Schematic diagram of ventral intermediate thalamic nucleus (VIM) brain area stimulated by ultrasound. Due to the scattering effect of the skull on ultrasound (red line), the sub images on the right show the uncorrected and corrected focus results, respectively (blue box). The 3-D head model data is derived from CT images of a subject.

Figure 2
figure 2

Prediction performance according to (a), the mean-square error (MSE) and to (b), the Pearson-correlation (Corr) between observation predictions using the estimated TM, and measurements of the CT modle (square root of the intensity values), as a function of the number of calibration measurements (x-axis is m/N). We repeated 10 times prDeep for three subjects to estimate the row of TM about the target point and calculated MSE and Corr, respectively.

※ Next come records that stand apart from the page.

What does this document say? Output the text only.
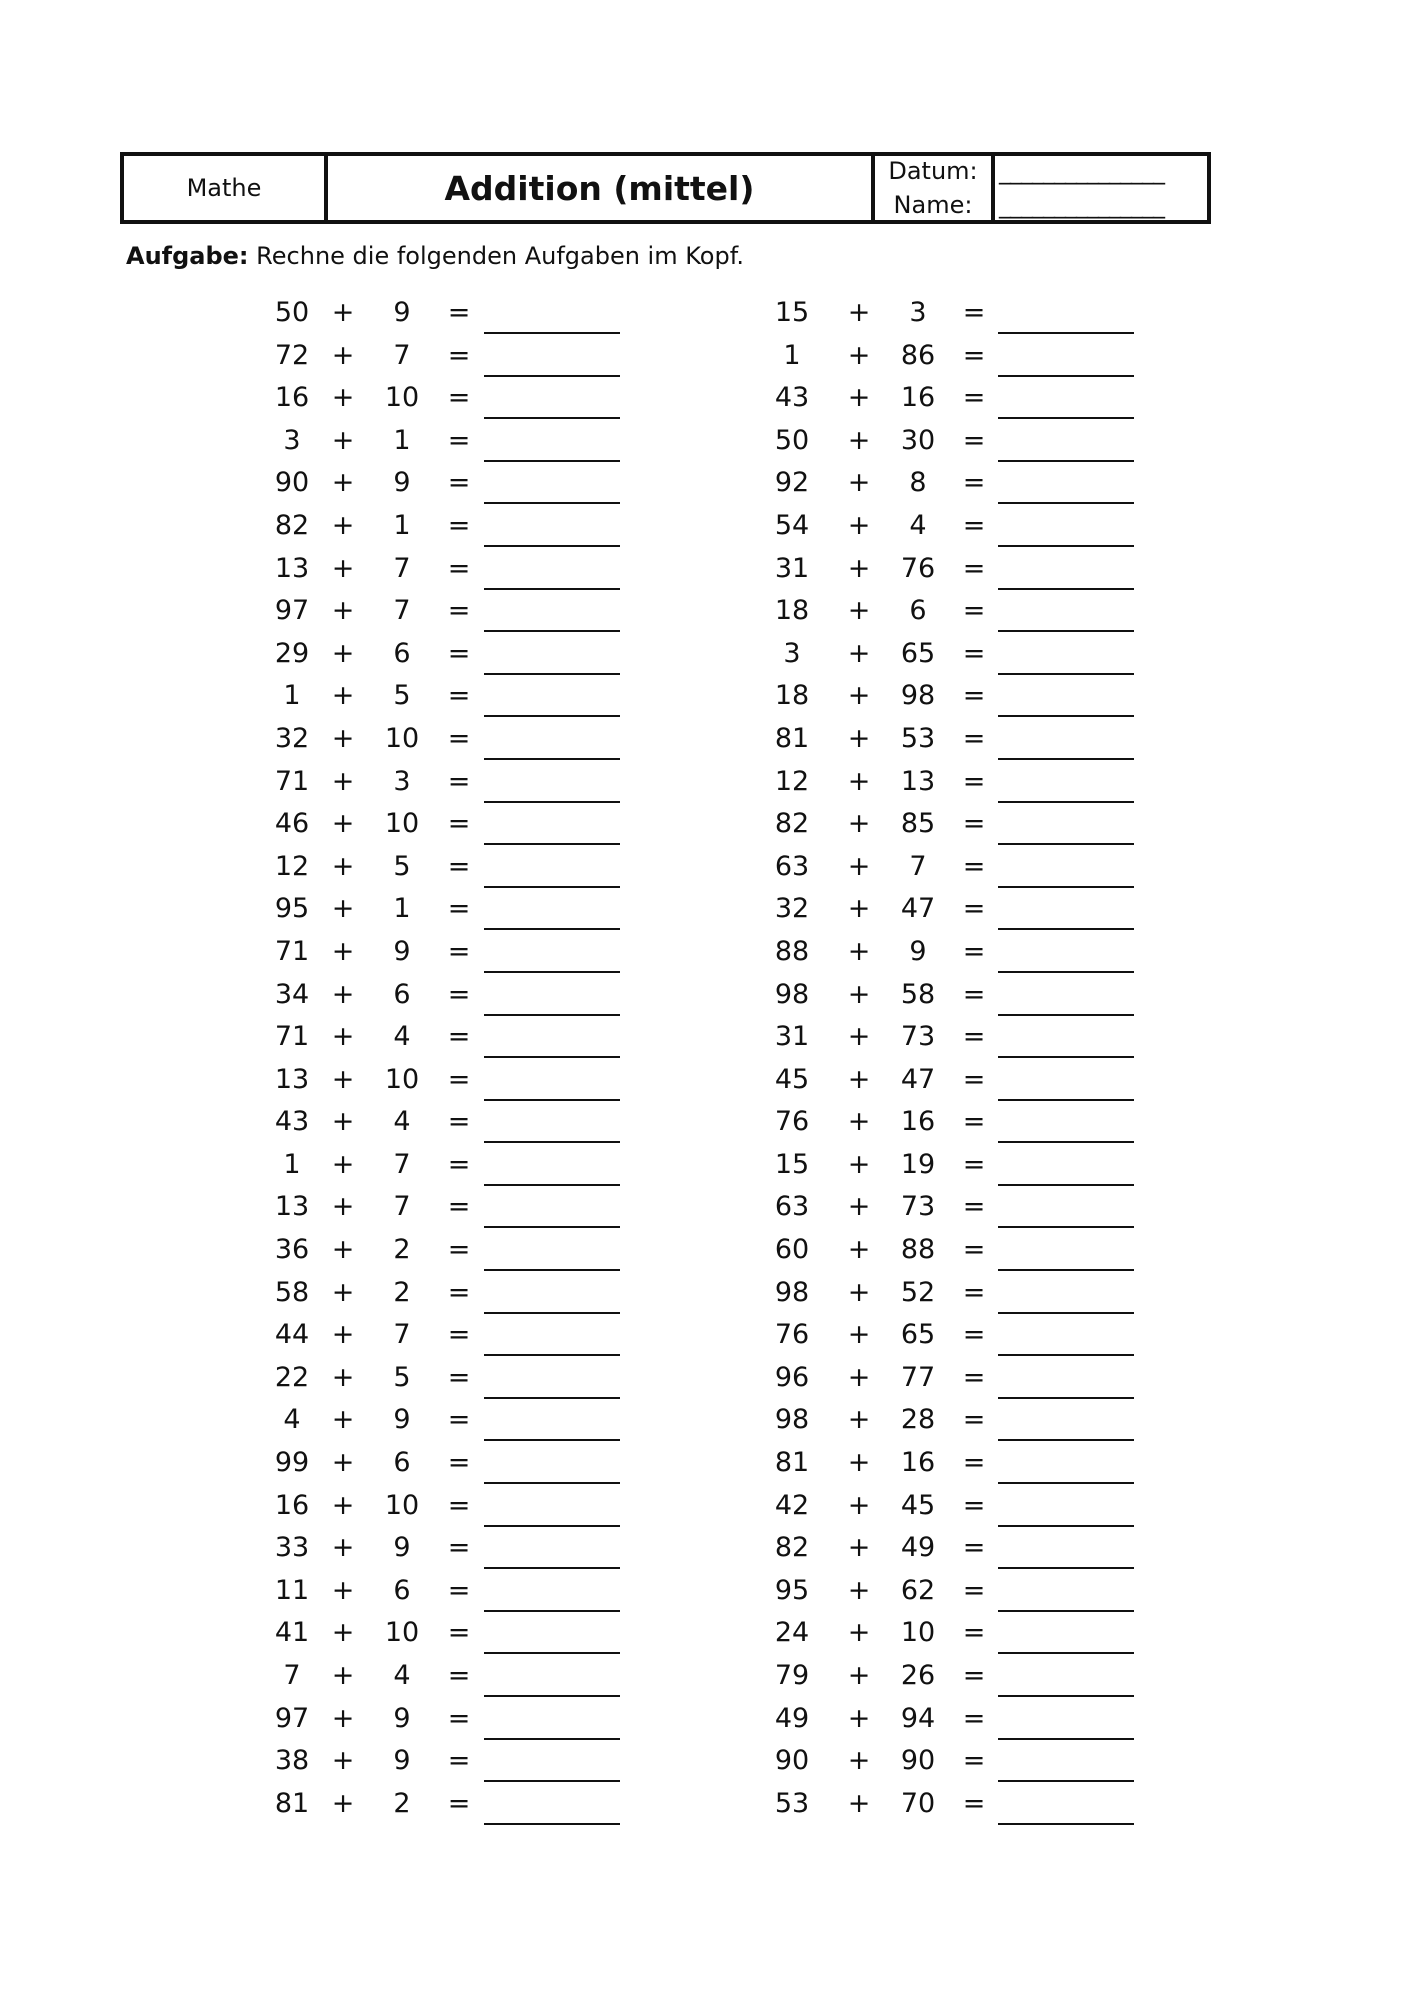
Mathe	Addition (mittel)	Datum:
Name:
_______________
_______________
Aufgabe: Rechne die folgenden Aufgaben im Kopf.
50 +	9	=
72 +	7	=
16 +	10	=
3	+	1	=
90 +	9	=
82 +	1	=
13 +	7	=
97 +	7	=
29 +	6	=
1	+	5	=
32 +	10	=
71 +	3	=
46 +	10	=
12 +	5	=
95 +	1	=
71 +	9	=
34 +	6	=
71 +	4	=
13 +	10	=
43 +	4	=
1	+	7	=
13 +	7	=
36 +	2	=
58 +	2	=
44 +	7	=
22 +	5	=
4	+	9	=
99 +	6	=
16 +	10	=
33 +	9	=
11 +	6	=
41 +	10	=
7	+	4	=
97 +	9	=
38 +	9	=
81 +	2	=
15	+	3	=
1	+	86	=
43	+	16	=
50	+	30	=
92	+	8	=
54	+	4	=
31	+	76	=
18	+	6	=
3	+	65	=
18	+	98	=
81	+	53	=
12	+	13	=
82	+	85	=
63	+	7	=
32	+	47	=
88	+	9	=
98	+	58	=
31	+	73	=
45	+	47	=
76	+	16	=
15	+	19	=
63	+	73	=
60	+	88	=
98	+	52	=
76	+	65	=
96	+	77	=
98	+	28	=
81	+	16	=
42	+	45	=
82	+	49	=
95	+	62	=
24	+	10	=
79	+	26	=
49	+	94	=
90	+	90	=
53	+	70	=
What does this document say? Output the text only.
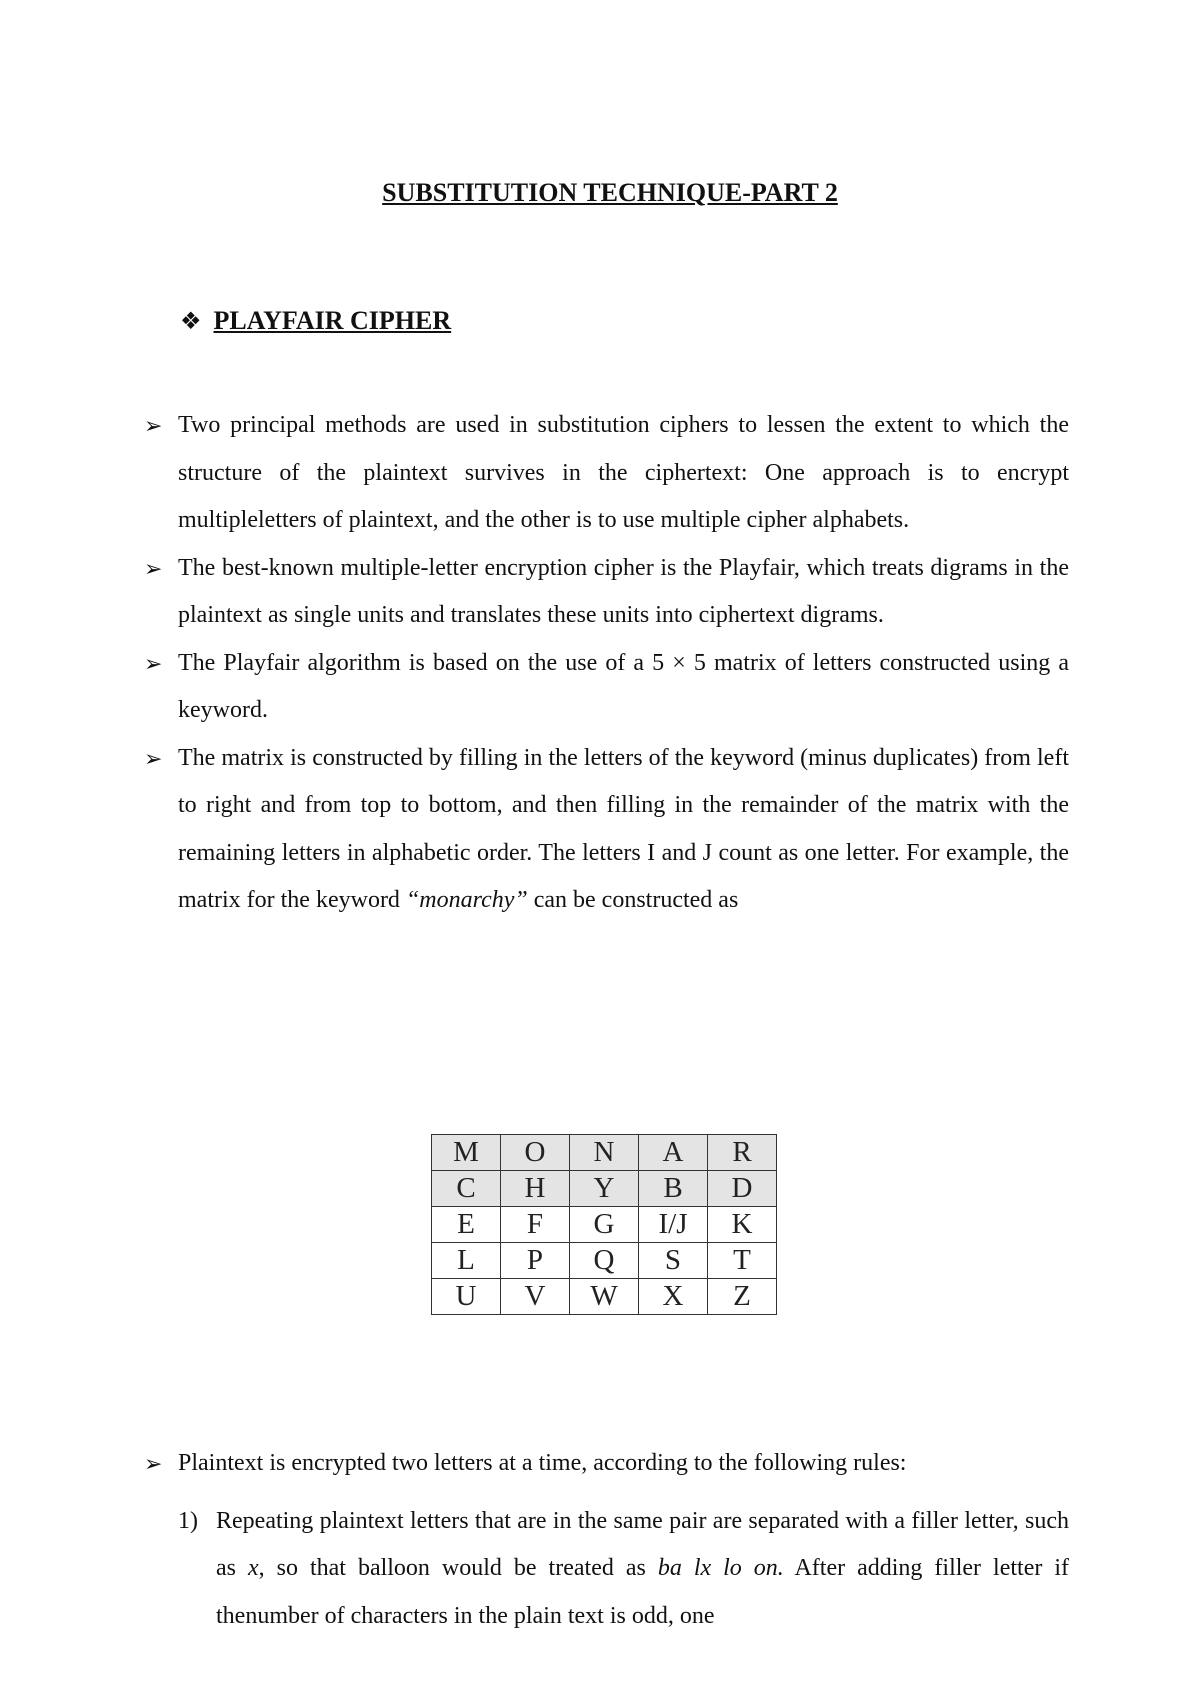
SUBSTITUTION TECHNIQUE-PART 2
❖ PLAYFAIR CIPHER
➢ Two principal methods are used in substitution ciphers to lessen the extent to which the structure of the plaintext survives in the ciphertext: One approach is to encrypt multipleletters of plaintext, and the other is to use multiple cipher alphabets.
➢ The best-known multiple-letter encryption cipher is the Playfair, which treats digrams in the plaintext as single units and translates these units into ciphertext digrams.
➢ The Playfair algorithm is based on the use of a 5 × 5 matrix of letters constructed using a keyword.
➢ The matrix is constructed by filling in the letters of the keyword (minus duplicates) from left to right and from top to bottom, and then filling in the remainder of the matrix with the remaining letters in alphabetic order. The letters I and J count as one letter. For example, the matrix for the keyword “monarchy” can be constructed as
M	O	N	A	R
C	H	Y	B	D
E	F	G	I/J	K
L	P	Q	S	T
U	V	W	X	Z
➢ Plaintext is encrypted two letters at a time, according to the following rules:
1) Repeating plaintext letters that are in the same pair are separated with a filler letter, such as x, so that balloon would be treated as ba lx lo on. After adding filler letter if thenumber of characters in the plain text is odd, one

The red line represents the average of the experimental data, and the error bars denote the 95% confidence interval (CI) for increasing m/N, where m denotes the number of iterations and N denotes the elements of the transducer array (\(N = 128\)).

Figure 3
figure 3

Schematic diagram of focusing results using one of the subjects as an example. (A), Transverse section results of acoustic simulation focal zone in different conditions include CT, UTE, and prDeep. (B), Coronal section results in the same way. The colorbar denotes norm sound pressure (0 to 1).

Figure 4
figure 4

The prDeep algorithm focuses performance in different noise levels (Gaussian noise and average 0.3 times intensity experiment noise). As m/N increases, the recovery sound pressure gradually increases.

Figure 5
figure 5

The focusing performance at different target points, with A virtually around the ventral intermediate nucleus (VIM), and B virtually around the corpus callosum, was evaluated. The CT and fusion image data used in this figure originate directly from the subject.

Figure 6
figure 6

Sensitivity of the measurement process of TM of human skull to the noise level for 4 methods: normalized restored pressure at the focal point as a function of the normalized noise. Each point is a 100 computations average; solid lines are the standard deviations.

Figure 7
figure 7

Using the TM framework describe transcranial acoustic wave propagation. When the n-th vibration source emits a short ultrasonic pulse \(e_n(t)\), the partial observations (the square root of the local acoustic intensity) at the point of space l are \(p_{ln}(t)\), and \(h_{ln}(t)\) represents the response between the signals sent by the n transducer and received at the l point.

Figure 8
figure 8

Skull segmentation result of CT and UTE images, where the colorbar denotes signal intensity. The last row displays the phased array of simulation, where the black point represents the geometric center of the array, the number of vibration sources is 128, the radius is 0.1 m. The lower right corner figure represents the numerical skull model and corresponding X, Y, and Z directions.

Figure 9
figure 9

Flow chart of the simulation, where GS denotes the gold standard, P is the sound pressure of the target point and M is the maximum number of iterations. The blue dashed box denotes simulation work in the K-Wave toolbox. The red dashed box denotes resolution of TR approach.